Despite those accolades, it’s still difficult to lace up against a double-digit title holder, especially one like Shiery in the first round. Ironically, Shiery also is currently up for election in the Michigan Sports Hall of Fame. The vote is open to the public. Feel free to be part of history and vote for Shiery here.
While it’s difficult to compare her to Wagner, it’s important to remember Shiery had her own consistent streak from 1989 to 1996, winning one title in every season except 1990. That’s a pretty good success rate in any decade, especially the 90s, a decade that saw many of the greatest players we know today perform at the highest levels. Shiery was one of the best, which makes her a “nightmare matchup” for Wagner.
The final match of the bracket sees 15-time champion Anne Marie Duggan as the No. 2 seed versus 1993 Queens champion and long-time “voice of the PWBA” Jan Schmidt.
On paper, some might see a hall of famer in Duggan (PWBA and USBC Hall of Fames) against a hall of fame-type broadcaster and not give a Schmidt a fighting chance. If you are thinking this way, don’t worry, we won’t punish you. It’s a fact Duggan’s bowling damaged some hearts and hurt feelings in the 90s. Here’s some numbers that would support your theory.
Duggan won 13 of her 15 titles during this decade and was another candidate to be named the best of the 90s. The numbers certainly suggested consideration amongst the likes of Hulsenberg, who won 14 titles in the 90s, and Wendy Macpherson, who captured 13 during this time. The latter of which was deemed the best of the decade by Bowlers Journal International.

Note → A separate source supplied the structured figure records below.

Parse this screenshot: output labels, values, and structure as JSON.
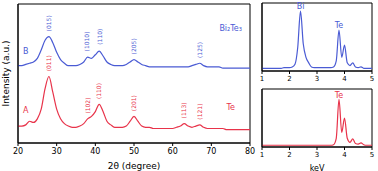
{
  "chart_data": [
    {
      "type": "line",
      "xlabel": "2θ (degree)",
      "ylabel": "Intensity (a.u.)",
      "tick_labels": "x",
      "xlim": [
        20,
        80
      ],
      "xticks": [
        20,
        30,
        40,
        50,
        60,
        70,
        80
      ],
      "ylim": [
        0,
        115
      ],
      "x": [
        20,
        21,
        22,
        23,
        24,
        25,
        26,
        27,
        28,
        29,
        30,
        31,
        32,
        33,
        34,
        35,
        36,
        37,
        38,
        39,
        40,
        41,
        42,
        43,
        44,
        45,
        46,
        47,
        48,
        49,
        50,
        51,
        52,
        53,
        54,
        55,
        56,
        57,
        58,
        59,
        60,
        61,
        62,
        63,
        64,
        65,
        66,
        67,
        68,
        69,
        70,
        71,
        72,
        73,
        74,
        75,
        76,
        77,
        78,
        79,
        80
      ],
      "series": [
        {
          "color": "#4a5bd4",
          "values": [
            64,
            64,
            65,
            66,
            67,
            70,
            77,
            85,
            88,
            83,
            75,
            69,
            66,
            64,
            64,
            64,
            65,
            67,
            71,
            70,
            73,
            76,
            72,
            67,
            65,
            64,
            64,
            64,
            65,
            67,
            69,
            67,
            65,
            64,
            63,
            63,
            63,
            63,
            63,
            63,
            63,
            63,
            63,
            63,
            63,
            64,
            65,
            66,
            64,
            63,
            63,
            63,
            63,
            62,
            62,
            62,
            62,
            62,
            62,
            62,
            62
          ]
        },
        {
          "color": "#e8334a",
          "values": [
            14,
            14,
            15,
            18,
            17,
            20,
            28,
            45,
            55,
            42,
            28,
            20,
            16,
            14,
            13,
            13,
            14,
            16,
            20,
            22,
            26,
            32,
            26,
            18,
            15,
            13,
            13,
            13,
            14,
            18,
            22,
            18,
            14,
            13,
            13,
            12,
            12,
            12,
            12,
            12,
            12,
            13,
            14,
            16,
            14,
            13,
            14,
            15,
            13,
            12,
            12,
            12,
            12,
            12,
            11,
            11,
            11,
            11,
            11,
            11,
            11
          ]
        }
      ],
      "annotations": [
        {
          "text": "(015)",
          "x": 28,
          "y": 99,
          "color": "#4a5bd4"
        },
        {
          "text": "(1010)",
          "x": 37.8,
          "y": 84,
          "color": "#4a5bd4"
        },
        {
          "text": "(110)",
          "x": 41.2,
          "y": 88,
          "color": "#4a5bd4"
        },
        {
          "text": "(205)",
          "x": 50,
          "y": 80,
          "color": "#4a5bd4"
        },
        {
          "text": "(125)",
          "x": 67,
          "y": 77,
          "color": "#4a5bd4"
        },
        {
          "text": "(011)",
          "x": 28,
          "y": 66,
          "color": "#e8334a"
        },
        {
          "text": "(102)",
          "x": 38,
          "y": 31,
          "color": "#e8334a"
        },
        {
          "text": "(110)",
          "x": 41,
          "y": 43,
          "color": "#e8334a"
        },
        {
          "text": "(201)",
          "x": 50,
          "y": 33,
          "color": "#e8334a"
        },
        {
          "text": "(113)",
          "x": 63,
          "y": 27,
          "color": "#e8334a"
        },
        {
          "text": "(121)",
          "x": 67,
          "y": 26,
          "color": "#e8334a"
        },
        {
          "text": "B",
          "x": 22,
          "y": 76,
          "color": "#4a5bd4"
        },
        {
          "text": "A",
          "x": 22,
          "y": 27,
          "color": "#e8334a"
        },
        {
          "text": "Bi₂Te₃",
          "x": 75,
          "y": 95,
          "color": "#4a5bd4"
        },
        {
          "text": "Te",
          "x": 75,
          "y": 30,
          "color": "#e8334a"
        }
      ]
    },
    {
      "type": "line",
      "tick_labels": "x",
      "xlim": [
        1,
        5
      ],
      "xticks": [
        1,
        2,
        3,
        4,
        5
      ],
      "ylim": [
        0,
        100
      ],
      "x": [
        1.0,
        1.1,
        1.2,
        1.3,
        1.4,
        1.5,
        1.6,
        1.7,
        1.8,
        1.9,
        2.0,
        2.1,
        2.2,
        2.3,
        2.4,
        2.5,
        2.6,
        2.7,
        2.8,
        2.9,
        3.0,
        3.1,
        3.2,
        3.3,
        3.4,
        3.5,
        3.6,
        3.7,
        3.8,
        3.9,
        4.0,
        4.1,
        4.2,
        4.3,
        4.4,
        4.5,
        4.6,
        4.7,
        4.8,
        4.9,
        5.0
      ],
      "series": [
        {
          "color": "#4a5bd4",
          "values": [
            4,
            4,
            4,
            4,
            4,
            4,
            4,
            4,
            5,
            5,
            5,
            6,
            10,
            35,
            88,
            40,
            20,
            12,
            6,
            5,
            5,
            5,
            5,
            5,
            5,
            5,
            6,
            15,
            60,
            20,
            38,
            12,
            8,
            12,
            6,
            5,
            6,
            4,
            4,
            4,
            4
          ]
        }
      ],
      "annotations": [
        {
          "text": "Bi",
          "x": 2.4,
          "y": 95,
          "color": "#4a5bd4"
        },
        {
          "text": "Te",
          "x": 3.8,
          "y": 68,
          "color": "#4a5bd4"
        }
      ]
    },
    {
      "type": "line",
      "xlabel": "keV",
      "tick_labels": "x",
      "xlim": [
        1,
        5
      ],
      "xticks": [
        1,
        2,
        3,
        4,
        5
      ],
      "ylim": [
        0,
        100
      ],
      "x": [
        1.0,
        1.1,
        1.2,
        1.3,
        1.4,
        1.5,
        1.6,
        1.7,
        1.8,
        1.9,
        2.0,
        2.1,
        2.2,
        2.3,
        2.4,
        2.5,
        2.6,
        2.7,
        2.8,
        2.9,
        3.0,
        3.1,
        3.2,
        3.3,
        3.4,
        3.5,
        3.6,
        3.7,
        3.8,
        3.9,
        4.0,
        4.1,
        4.2,
        4.3,
        4.4,
        4.5,
        4.6,
        4.7,
        4.8,
        4.9,
        5.0
      ],
      "series": [
        {
          "color": "#e8334a",
          "values": [
            3,
            3,
            3,
            3,
            3,
            3,
            3,
            3,
            3,
            3,
            3,
            3,
            3,
            3,
            3,
            3,
            3,
            3,
            3,
            3,
            3,
            3,
            3,
            3,
            3,
            3,
            4,
            15,
            82,
            25,
            50,
            15,
            8,
            14,
            6,
            5,
            7,
            4,
            3,
            3,
            3
          ]
        }
      ],
      "annotations": [
        {
          "text": "Te",
          "x": 3.8,
          "y": 90,
          "color": "#e8334a"
        }
      ]
    }
  ]
}
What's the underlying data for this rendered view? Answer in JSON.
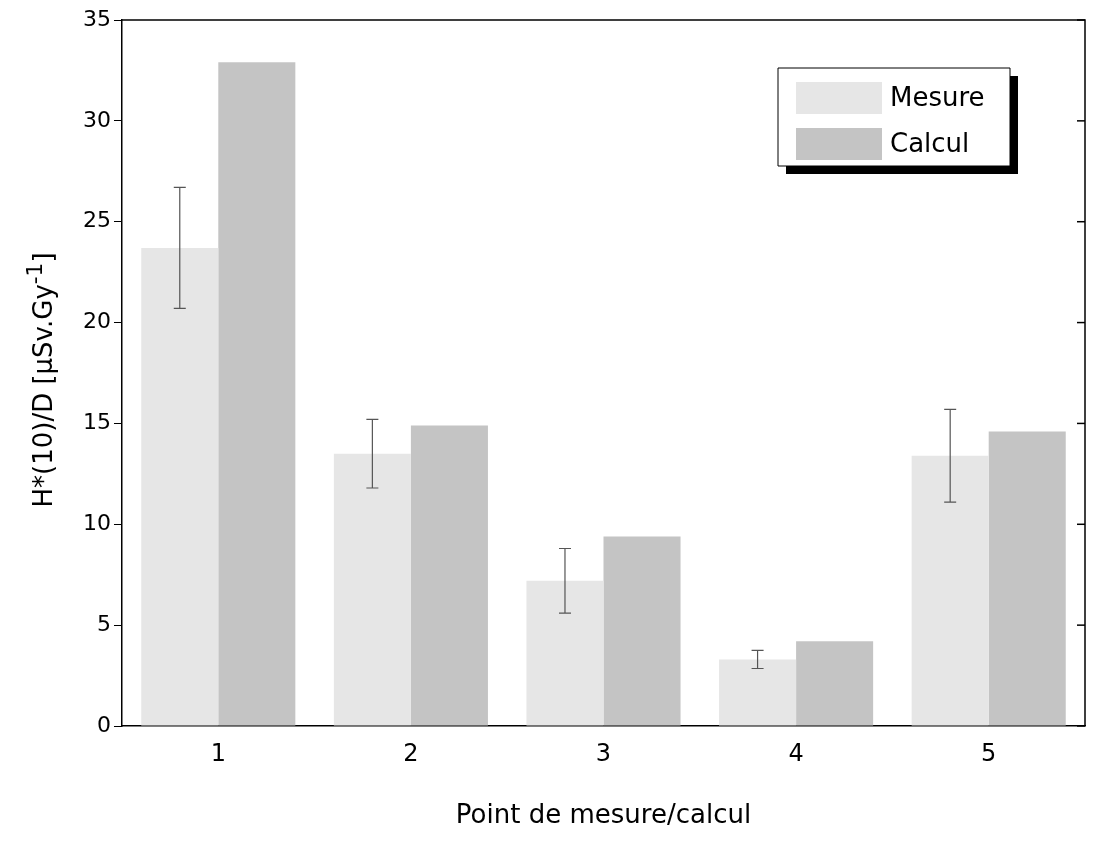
{
  "chart_data": {
    "type": "bar",
    "xlabel": "Point de mesure/calcul",
    "ylabel": "H*(10)/D [µSv.Gy$^{-1}$]",
    "categories": [
      "1",
      "2",
      "3",
      "4",
      "5"
    ],
    "series": [
      {
        "name": "Mesure",
        "color": "#e6e6e6",
        "values": [
          23.7,
          13.5,
          7.2,
          3.3,
          13.4
        ],
        "errors": [
          3.0,
          1.7,
          1.6,
          0.45,
          2.3
        ]
      },
      {
        "name": "Calcul",
        "color": "#c4c4c4",
        "values": [
          32.9,
          14.9,
          9.4,
          4.2,
          14.6
        ]
      }
    ],
    "ylim": [
      0,
      35
    ],
    "yticks": [
      0,
      5,
      10,
      15,
      20,
      25,
      30,
      35
    ],
    "grid": false,
    "legend": "top right"
  }
}
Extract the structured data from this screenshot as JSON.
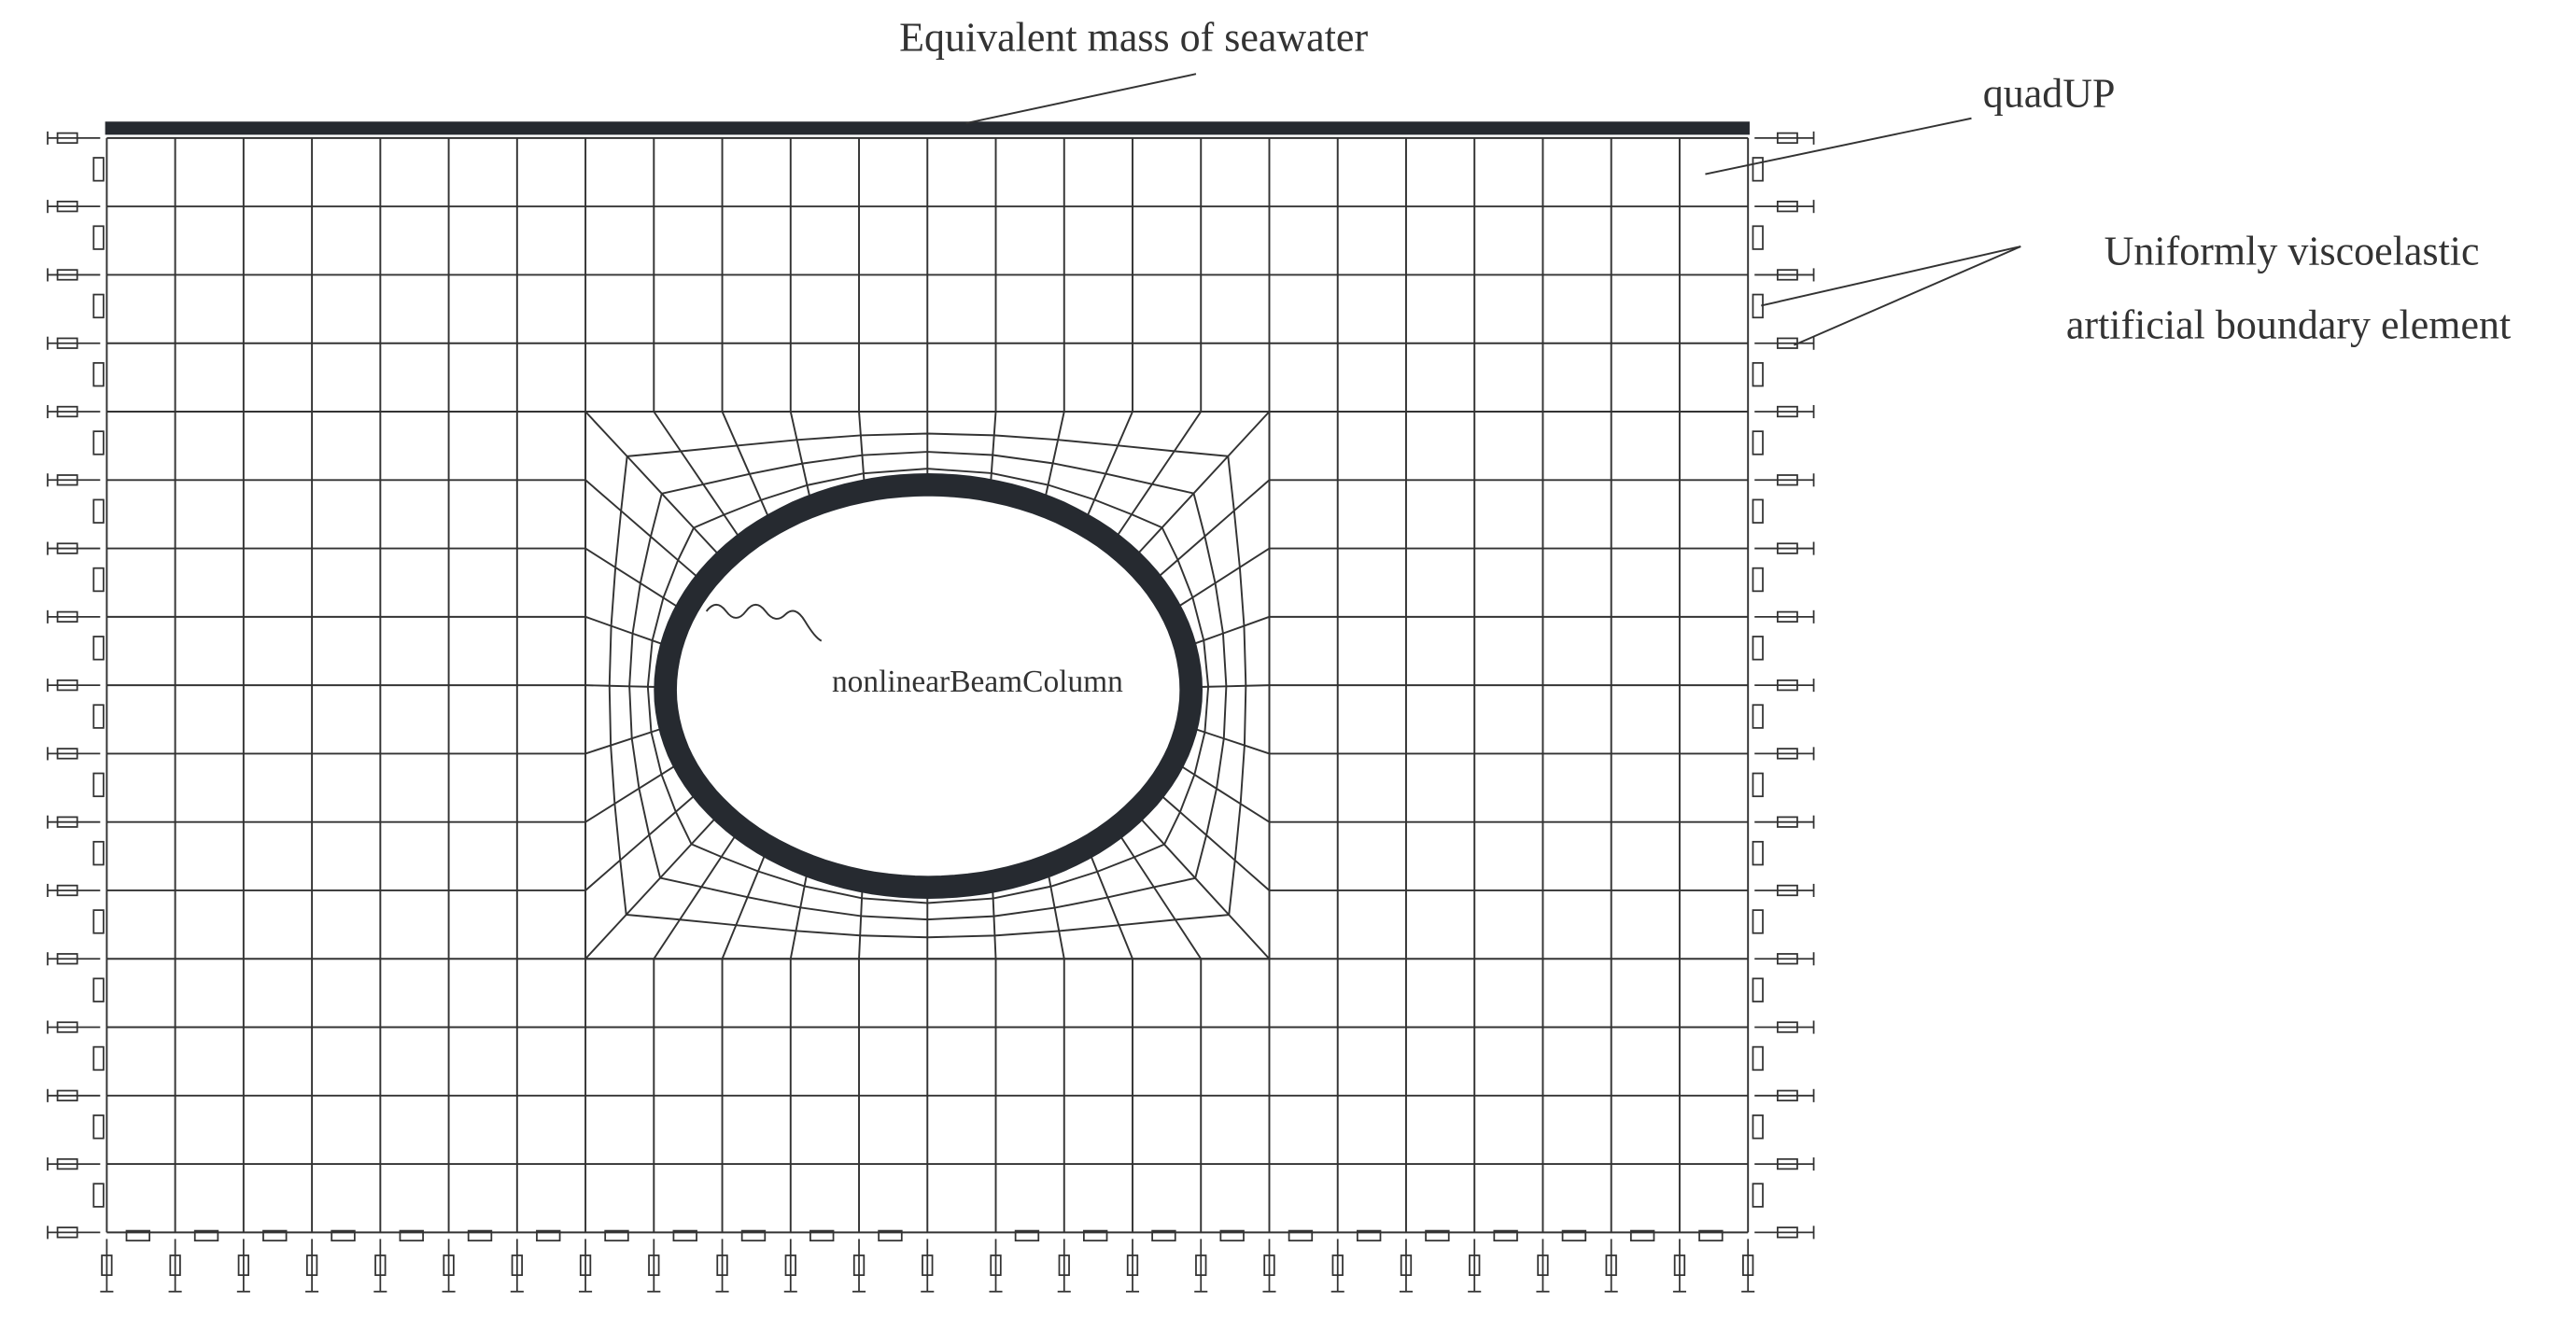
{
  "labels": {
    "seawater": "Equivalent mass of seawater",
    "quad": "quadUP",
    "boundary": [
      "Uniformly viscoelastic",
      "artificial boundary element"
    ],
    "beam": "nonlinearBeamColumn"
  }
}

However, if there was the perfect “Cinderella” story to make a run through a bracket, it would be Schmidt.
She was the Cinderella story in 1993 after earning the top seed for the finals and only needed to win one match to claim the title. In four previous Queens events, Schmidt had never advanced past qualifying, let alone earn the top seed. In 1993, she qualified 54th. She also had not won a match on TV at the time of the show, entering with a record of 0-3.
And, considering I currently serve as the online “voice of the PWBA” on BowlTV, I must give Schmidt an extra point or two for doing the job both on and off the lanes.
We’ve all seen enough bracket upsets to know the potential of one when we see it. Perhaps it’s not a “nightmare matchup” but it certainly exudes upset potential.